Weird, because when I Iook at the photos carefully using software that NASA uses (Photoshop, not GIMP)...
In practice, both. The NASA centers I have personal knowledge of are chiefly Apple shops. And they do use Adobe products, since they are a
de facto standard. But there was also a pretty big investment in Gentoo Linux, especially for their high-performance (i.e., non-desktop) computing. Since The GIMP is free and often distributed as part of many Linux distributions, there is no reason it cannot be used at NASA.
The more pertinent question is which toolchain was used to operate on the photos our poster has chosen. The answer is likely any or all available. As others have pointed out, most of the photos seem to have come from various convenience sources in various places on the web. Some of them clearly are from Jack White, viz. the ones in which features are circled with ellipses (a Jack White hallmark). Unless one is able to undo or control for the effects of previous manipulations, there is almost nothing of probative value to be extracted by subsequent raster-style image manipulation.

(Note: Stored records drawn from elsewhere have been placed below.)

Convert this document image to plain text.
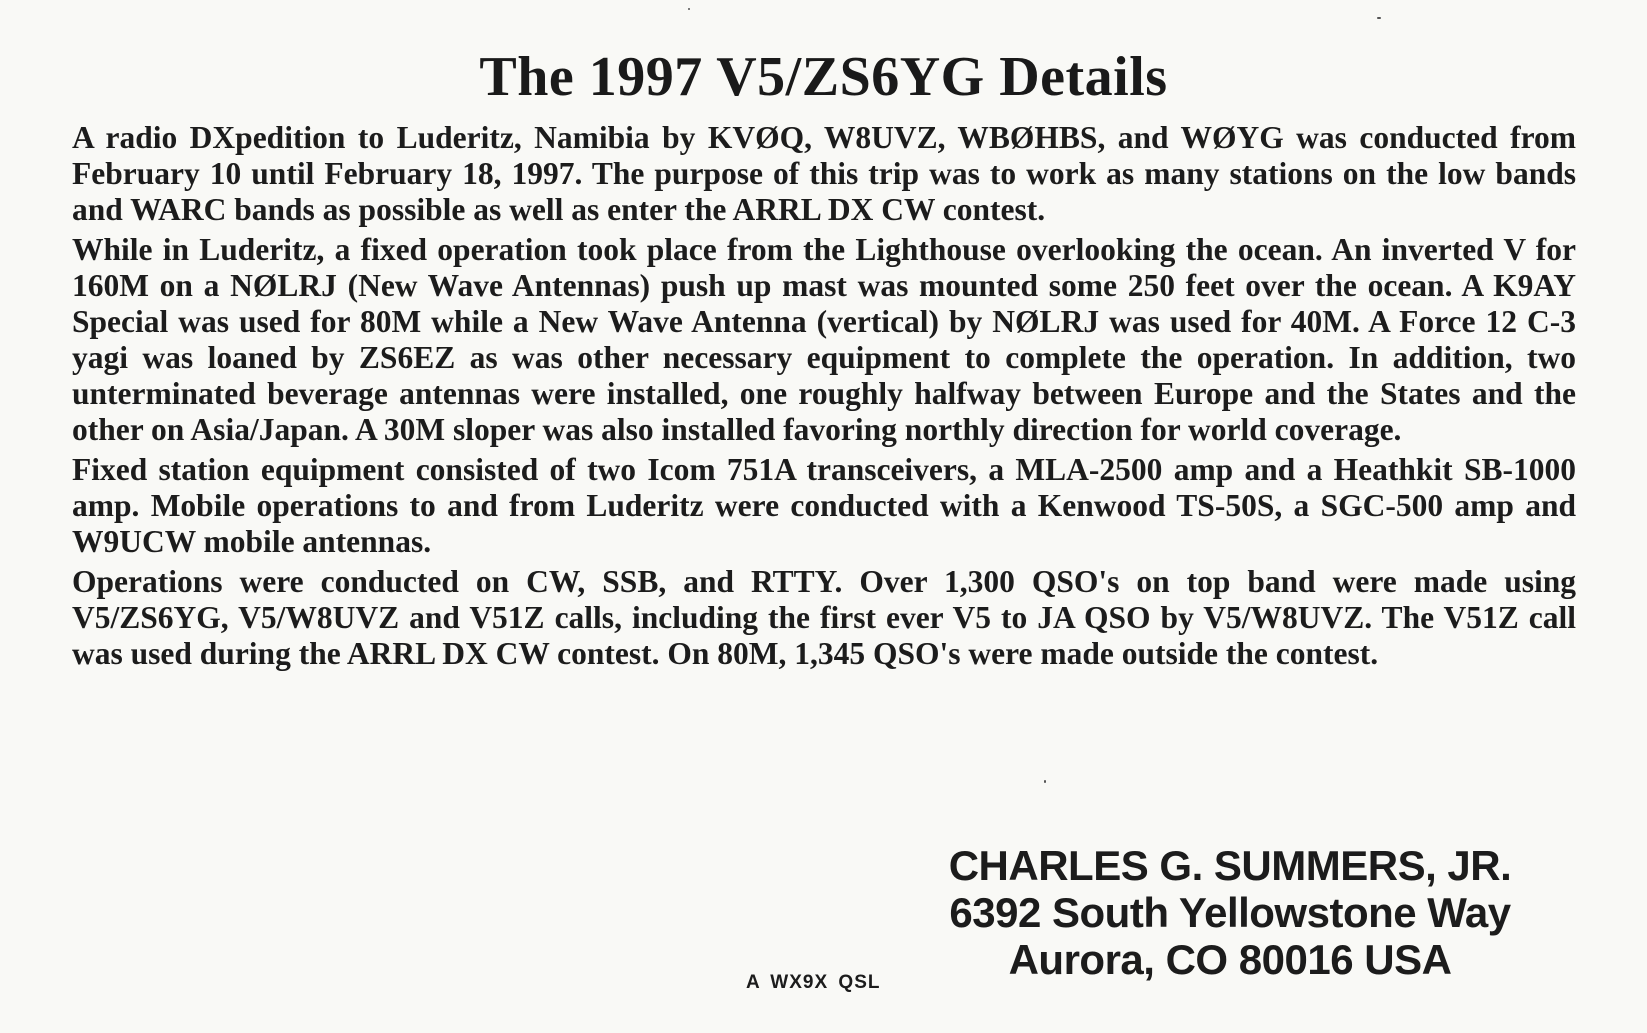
The 1997 V5/ZS6YG Details

A radio DXpedition to Luderitz, Namibia by KVØQ, W8UVZ, WBØHBS, and WØYG was conducted from February 10 until February 18, 1997. The purpose of this trip was to work as many stations on the low bands and WARC bands as possible as well as enter the ARRL DX CW contest.

While in Luderitz, a fixed operation took place from the Lighthouse overlooking the ocean. An inverted V for 160M on a NØLRJ (New Wave Antennas) push up mast was mounted some 250 feet over the ocean. A K9AY Special was used for 80M while a New Wave Antenna (vertical) by NØLRJ was used for 40M. A Force 12 C-3 yagi was loaned by ZS6EZ as was other necessary equipment to complete the operation. In addition, two unterminated beverage antennas were installed, one roughly halfway between Europe and the States and the other on Asia/Japan. A 30M sloper was also installed favoring northly direction for world coverage.

Fixed station equipment consisted of two Icom 751A transceivers, a MLA-2500 amp and a Heathkit SB-1000 amp. Mobile operations to and from Luderitz were conducted with a Kenwood TS-50S, a SGC-500 amp and W9UCW mobile antennas.

Operations were conducted on CW, SSB, and RTTY. Over 1,300 QSO's on top band were made using V5/ZS6YG, V5/W8UVZ and V51Z calls, including the first ever V5 to JA QSO by V5/W8UVZ. The V51Z call was used during the ARRL DX CW contest. On 80M, 1,345 QSO's were made outside the contest.

CHARLES G. SUMMERS, JR.
6392 South Yellowstone Way
Aurora, CO 80016 USA
A WX9X QSL
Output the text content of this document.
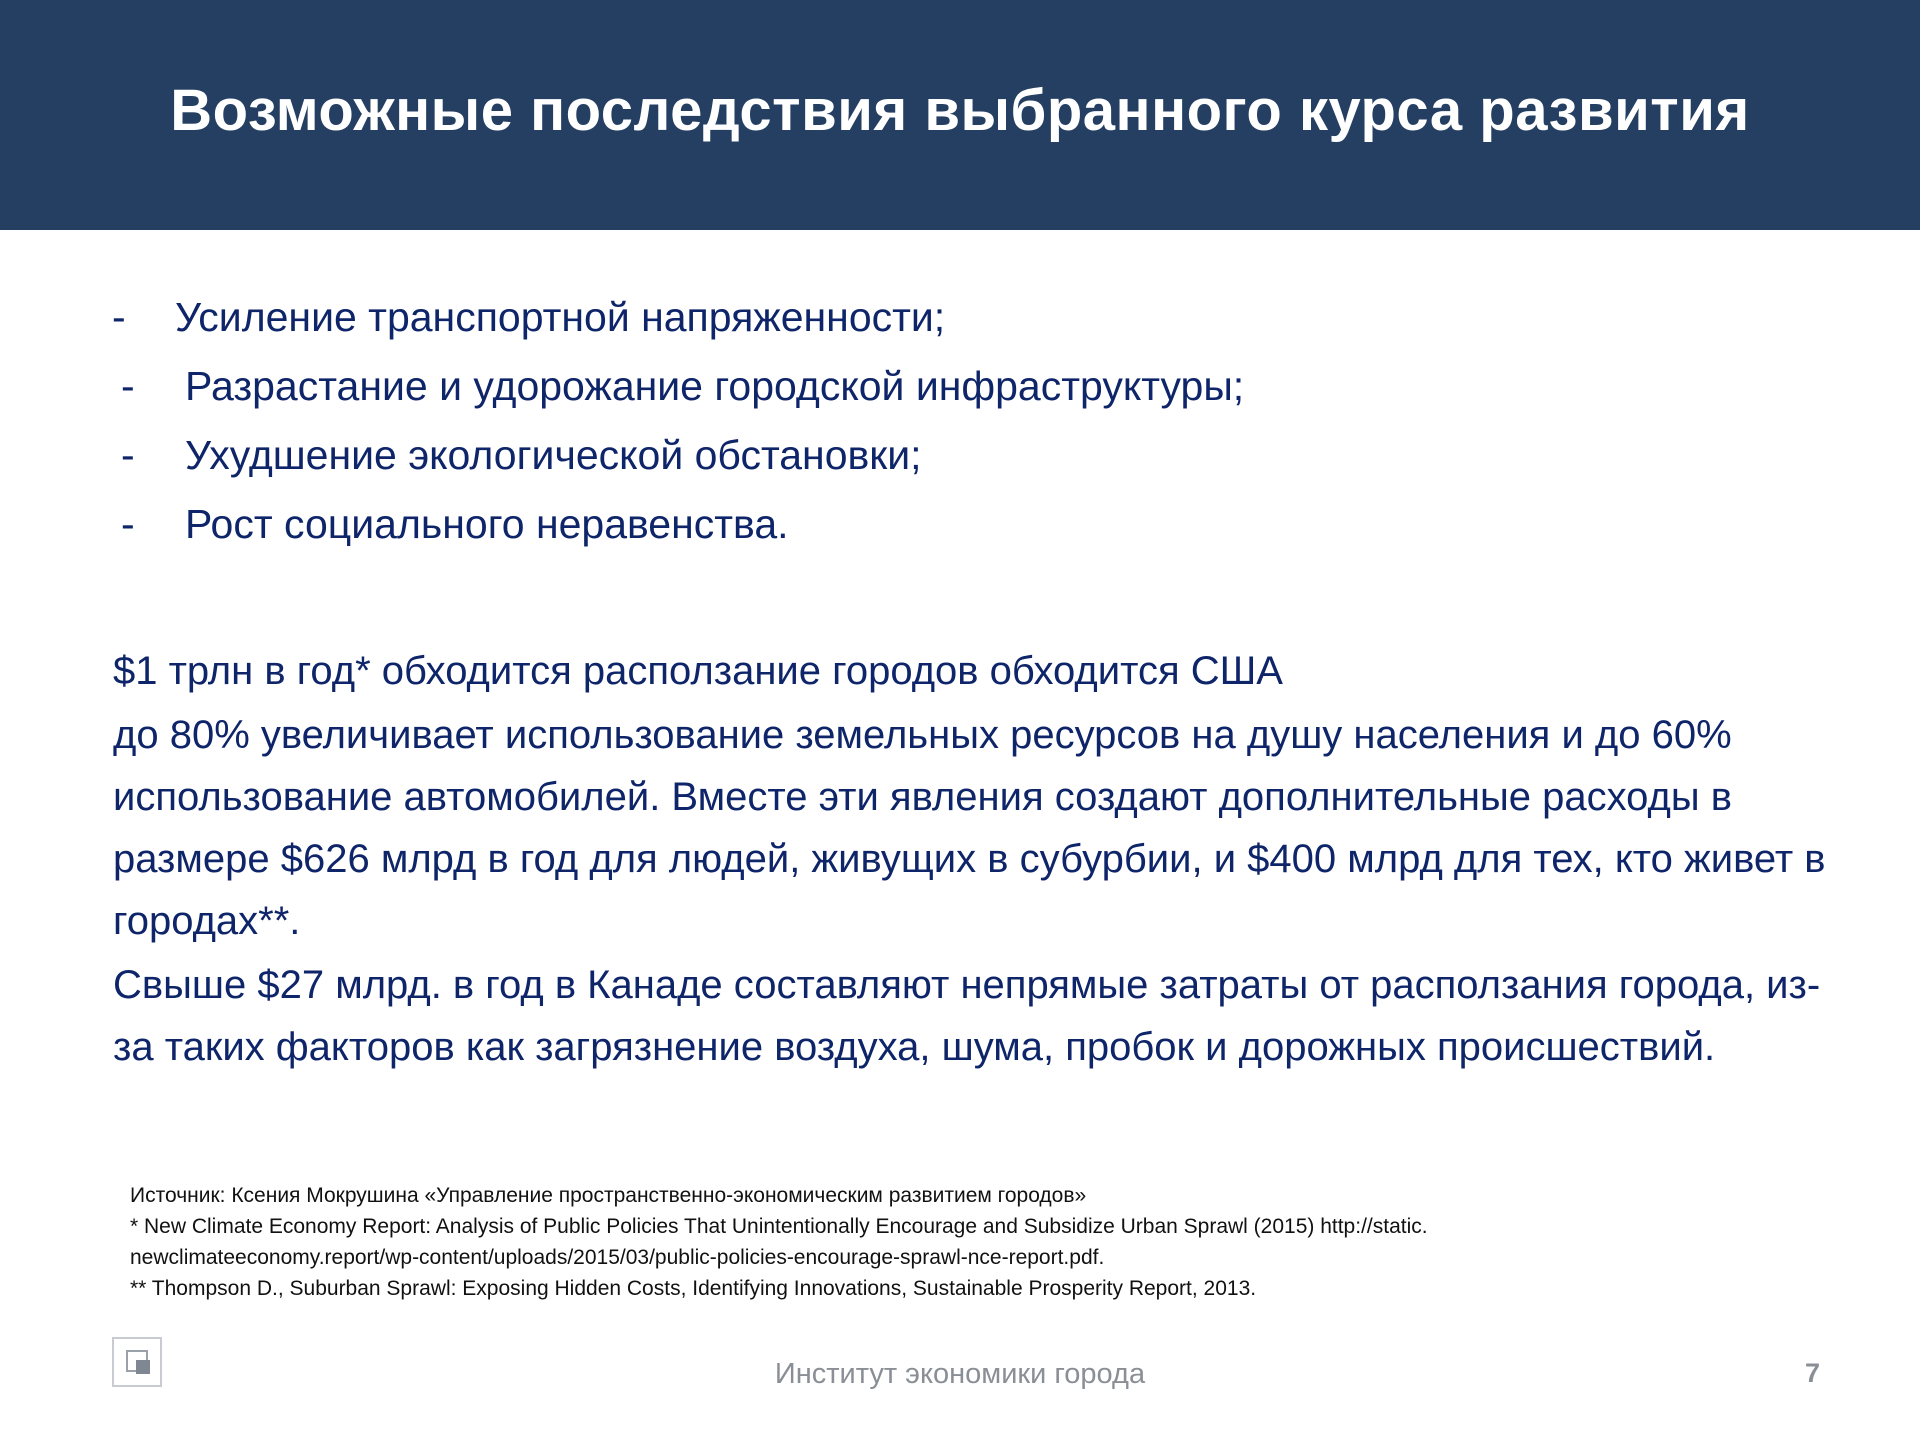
Возможные последствия выбранного курса развития
- Усиление транспортной напряженности;
- Разрастание и удорожание городской инфраструктуры;
- Ухудшение экологической обстановки;
- Рост социального неравенства.

$1 трлн в год* обходится расползание городов обходится США

до 80% увеличивает использование земельных ресурсов на душу населения и до 60% использование автомобилей. Вместе эти явления создают дополнительные расходы в размере $626 млрд в год для людей, живущих в субурбии, и $400 млрд для тех, кто живет в городах**.

Свыше $27 млрд. в год в Канаде составляют непрямые затраты от расползания города, из-за таких факторов как загрязнение воздуха, шума, пробок и дорожных происшествий.

Источник: Ксения Мокрушина «Управление пространственно-экономическим развитием городов»

* New Climate Economy Report: Analysis of Public Policies That Unintentionally Encourage and Subsidize Urban Sprawl (2015) http://static.

newclimateeconomy.report/wp-content/uploads/2015/03/public-policies-encourage-sprawl-nce-report.pdf.

** Thompson D., Suburban Sprawl: Exposing Hidden Costs, Identifying Innovations, Sustainable Prosperity Report, 2013.

Институт экономики города	7
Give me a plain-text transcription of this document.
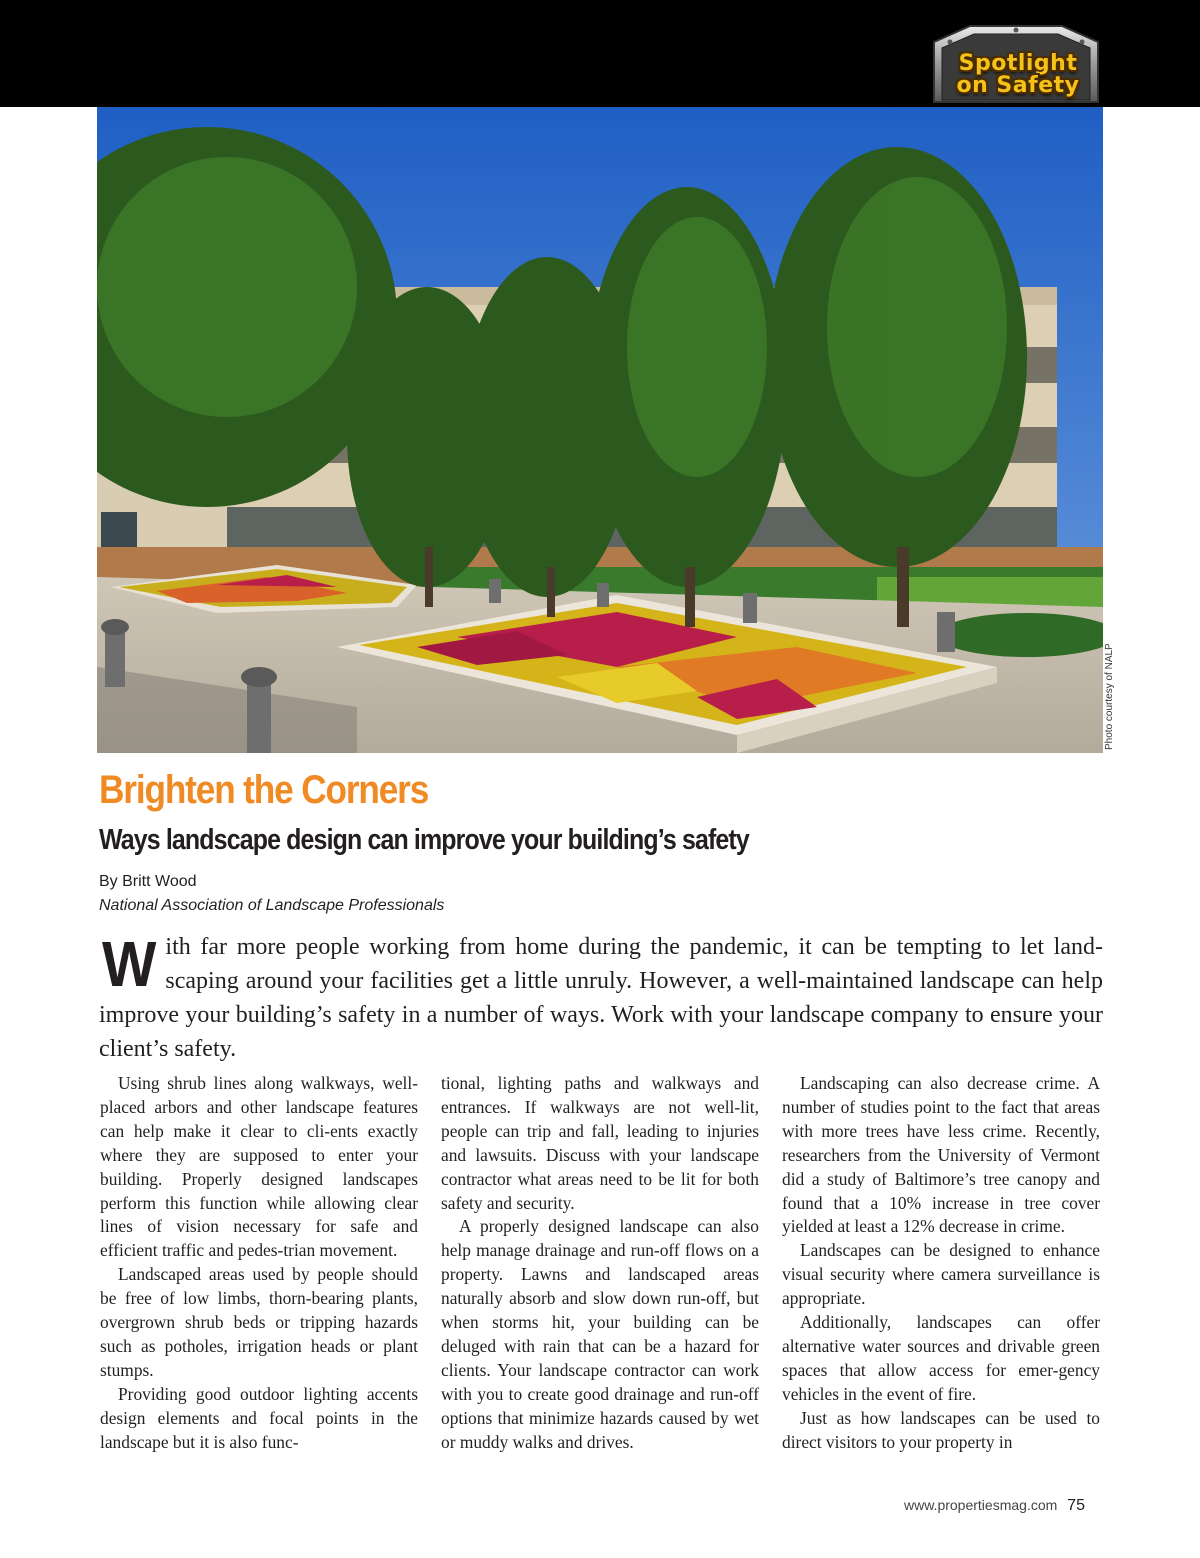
Spotlight
on Safety
Photo courtesy of NALP
Brighten the Corners
Ways landscape design can improve your building’s safety
By Britt Wood
National Association of Landscape Professionals
W ith far more people working from home during the pandemic, it can be tempting to let land-scaping around your facilities get a little unruly. However, a well-maintained landscape can help improve your building’s safety in a number of ways. Work with your landscape company to ensure your client’s safety.

Using shrub lines along walkways, well-placed arbors and other landscape features can help make it clear to cli-ents exactly where they are supposed to enter your building. Properly designed landscapes perform this function while allowing clear lines of vision necessary for safe and efficient traffic and pedes-trian movement.

Landscaped areas used by people should be free of low limbs, thorn-bearing plants, overgrown shrub beds or tripping hazards such as potholes, irrigation heads or plant stumps.

Providing good outdoor lighting accents design elements and focal points in the landscape but it is also func-

tional, lighting paths and walkways and entrances. If walkways are not well-lit, people can trip and fall, leading to injuries and lawsuits. Discuss with your landscape contractor what areas need to be lit for both safety and security.

A properly designed landscape can also help manage drainage and run-off flows on a property. Lawns and landscaped areas naturally absorb and slow down run-off, but when storms hit, your building can be deluged with rain that can be a hazard for clients. Your landscape contractor can work with you to create good drainage and run-off options that minimize hazards caused by wet or muddy walks and drives.

Landscaping can also decrease crime. A number of studies point to the fact that areas with more trees have less crime. Recently, researchers from the University of Vermont did a study of Baltimore’s tree canopy and found that a 10% increase in tree cover yielded at least a 12% decrease in crime.

Landscapes can be designed to enhance visual security where camera surveillance is appropriate.

Additionally, landscapes can offer alternative water sources and drivable green spaces that allow access for emer-gency vehicles in the event of fire.

Just as how landscapes can be used to direct visitors to your property in

www.propertiesmag.com 75
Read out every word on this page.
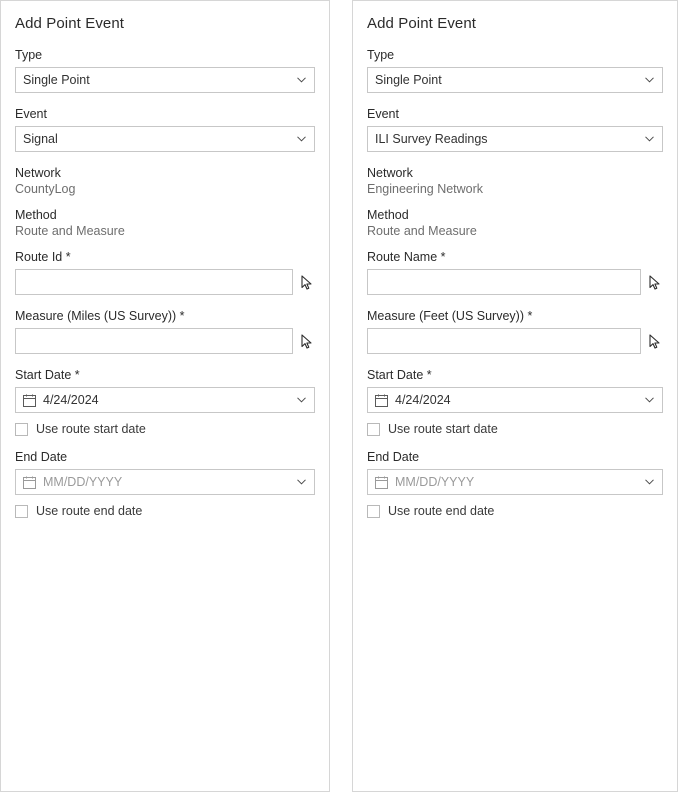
Add Point Event
Type
Single Point
Event
Signal
Network
CountyLog
Method
Route and Measure
Route Id *
Measure (Miles (US Survey)) *
Start Date *
4/24/2024
Use route start date
End Date
MM/DD/YYYY
Use route end date
Add Point Event
Type
Single Point
Event
ILI Survey Readings
Network
Engineering Network
Method
Route and Measure
Route Name *
Measure (Feet (US Survey)) *
Start Date *
4/24/2024
Use route start date
End Date
MM/DD/YYYY
Use route end date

The advantage in using The GIMP is that it's an open-source tool. If there's ever any question about what some particular feature accomplishes, one can turn to the source code to get a definitive answer. To know what Adobe Photoshop is doing, one often has to search through their documentation. And then trust that the code actually conforms to it. For example, our OP says one of the things he did was to use "monochrome," by which I understand he converted the image to monochrome to test some particular hypothesis. But desaturating a color image for forensic purposes is non-trivial. The math easy enough in principle, but the math is necessarily parameterized in ways that compel the investigator to make choices that bear on the validity of the final result to his desired outcome.
Black-and-white photographers were well acquainted with the use of color filters to control which actual wavelengths of light the film sees. If you use a deep red filter, for example, the blue of the sky doesn't penetrate and thus the sky areas of the photo will be dark. Digital photos are almost always already quantized to supply only some wavelength -- relative intensities in certain preselected wavelengths of red, green, and blue. This approximates the energies in the spectrum of the original image. A tuple of the coefficients that apply to each wavelength represents what is stored as the approximation of color for some spot in the image, some pixel. Those coefficients can be transformed into a further reduction to some smaller color space, but there's no One True Wavelength that represents a meaningful monochromatic version of the image. Assuming we start from a triple of red, green, and blue intensity coefficients, the reduction is typically expressed as further weights on those coefficients. The academic literature provides a number of good choices for those weights, but one would have to go into the computer code to see which ones were used and therefore whether the wavelengths represented in the resulting data are appropriate to what you need.